Eran miles. Treinta mil al menos, los que salieron de sus salones a las calles del circuito universitario para expresar su repudio. Llegaron compañeros de otras instituciones y se unieron a la marcha. No es sencillo lograr una movilización de tal magnitud, ni que transcurra en orden. Con la firmeza y el coraje correspondientes a la causa que la motivó, vimos caminar, gritar y concentrarse en los alrededores de Rectoría a las jóvenes y los muchachos que sintieron, como propios, los golpes a sus colegas.
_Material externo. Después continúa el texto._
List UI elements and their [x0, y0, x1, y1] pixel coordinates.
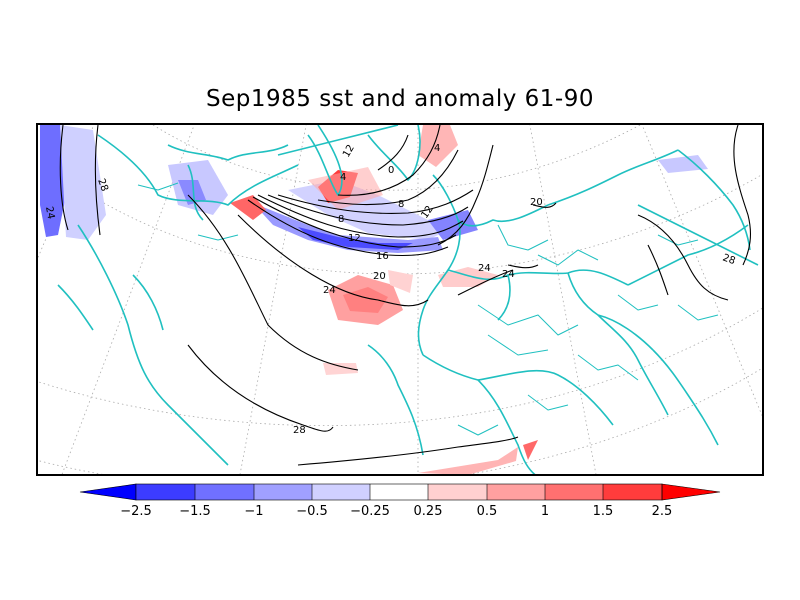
coastlines [57, 125, 759, 474]
contour-label: 20 [530, 197, 543, 208]
colorbar-segment [312, 484, 370, 500]
colorbar-tick-label: 1.5 [593, 504, 614, 519]
contour-label: 28 [721, 252, 737, 267]
contour-label: 4 [434, 143, 440, 154]
contour-label: 12 [348, 233, 361, 244]
gulf-stream-core-anomaly [298, 227, 413, 250]
hudson-anomaly [178, 180, 206, 205]
colorbar-left-arrow [79, 483, 137, 501]
contour-label: 8 [398, 199, 404, 210]
borders [137, 182, 719, 436]
colorbar-tick-label: −1 [244, 504, 263, 519]
tropical-anomaly [323, 363, 358, 375]
nova-scotia-anomaly [230, 195, 266, 220]
contour-labels: 28 24 0 4 4 8 8 12 12 16 20 24 24 24 20 … [43, 143, 737, 436]
contour-label: 24 [323, 285, 336, 296]
colorbar-segment [254, 484, 312, 500]
greenland-light-anomaly [308, 167, 383, 210]
norwegian-anomaly [428, 210, 478, 240]
colorbar-outline [135, 483, 663, 501]
colorbar-tick-label: 0.5 [477, 504, 498, 519]
contour-label: 16 [376, 251, 389, 262]
contour-label: 24 [478, 263, 491, 274]
colorbar-tick-label: −2.5 [120, 504, 152, 519]
contour-label: 24 [43, 206, 56, 220]
colorbar: −2.5 −1.5 −1 −0.5 −0.25 0.25 0.5 1 1.5 2… [79, 483, 721, 519]
anomaly-shading [40, 125, 708, 474]
colorbar-segment [428, 484, 487, 500]
atlantic-east-anomaly [388, 270, 413, 293]
colorbar-segment [370, 484, 428, 500]
contour-label: 0 [388, 165, 394, 176]
pacific-east-anomaly [658, 155, 708, 173]
colorbar-right-arrow [661, 483, 721, 501]
contour-label: 28 [95, 177, 110, 193]
azores-core-anomaly [343, 287, 388, 313]
contour-label: 8 [338, 214, 344, 225]
colorbar-tick-label: 2.5 [652, 504, 673, 519]
contour-label: 12 [341, 143, 357, 160]
colorbar-tick-labels: −2.5 −1.5 −1 −0.5 −0.25 0.25 0.5 1 1.5 2… [120, 504, 672, 519]
map-title: Sep1985 sst and anomaly 61-90 [206, 86, 594, 112]
sst-map: 28 24 0 4 4 8 8 12 12 16 20 24 24 24 20 … [38, 125, 762, 474]
sst-contours [59, 125, 752, 466]
colorbar-segment [195, 484, 254, 500]
colorbar-tick-label: −0.5 [296, 504, 328, 519]
contour-label: 4 [340, 172, 346, 183]
colorbar-tick-label: 0.25 [414, 504, 443, 519]
colorbar-tick-label: −1.5 [179, 504, 211, 519]
contour-label: 24 [502, 269, 515, 280]
colorbar-tick-label: −0.25 [350, 504, 390, 519]
colorbar-segment [487, 484, 545, 500]
colorbar-segment [136, 484, 195, 500]
west-pacific-light-anomaly [60, 125, 106, 240]
colorbar-segment [545, 484, 603, 500]
colorbar-segment [603, 484, 662, 500]
map-panel: 28 24 0 4 4 8 8 12 12 16 20 24 24 24 20 … [36, 123, 764, 476]
indian-anomaly [523, 440, 538, 460]
contour-label: 28 [293, 425, 306, 436]
west-pacific-anomaly [40, 125, 66, 237]
africa-south-anomaly [418, 447, 518, 474]
gulf-stream-anomaly [253, 203, 443, 253]
contour-label: 20 [373, 271, 386, 282]
colorbar-dividers [194, 484, 604, 500]
colorbar-tick-label: 1 [541, 504, 549, 519]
Eran miles. Con mantas o trozos de papel improvisados por la prisa en escribir su palabra. La consigna central, “Fuera porros de la UNAM”, brincó los límites del campus para llegar, mutando no su sentido sino las palabras, a muchos sitios de un país muy lastimado, sí, que no ha bajado las manos.
La violencia cruza toda nuestra geografía. Son muchas sus formas: asesinatos sin fin, feminicidios, secuestros; desaparecer a tantos, estafas al por mayor, robar dinero destinado a la salud para campañas políticas. La mentira tiene curso legal: fingir una trasformación educativa a golpes de billete en propaganda hueca, o trucar la asignación de obras para beneficio de los amigos. Y, como sombra, la impunidad: no hay justicia, queda sin pena quien mata o destroza la vida de los que buscan, sin hallar, aunque sea ya nada más, los restos de sus hijos.
Escucho: no más violencia en el país, fuera la impunidad, que la corrupción no rinda, y la decencia y el esfuerzo permitan vivir con dignidad. Que el dinero alcance y no sobre tanta quincena cuando ya se terminó el salario.
La marcha de la UNAM tuvo, claro está, sus objetivos y causas. Pero porque la vida social está llena de símbolos, puede ubicarse en un espacio mayor de reclamo justo y exigencia impostergable.
Lo que escribo verá la luz el sábado, aunque lo redacto el jueves mientras llueve. Estoy en un despacho de la UNAM, a un lado de la calzada por la que pasaron apenas ayer los contingentes que, exigiendo una universidad sin violencia ni golpeadores, y un espacio del saber sin impunidad ante los atropellos, representaron a tantos que, en otras latitudes y contextos, han decidido que ya basta y esperan un cambio: de ese tamaño es la responsabilidad del nuevo gobierno, y la talla de la miseria política de los que, en buena hora, no tardan en irse. Son millones.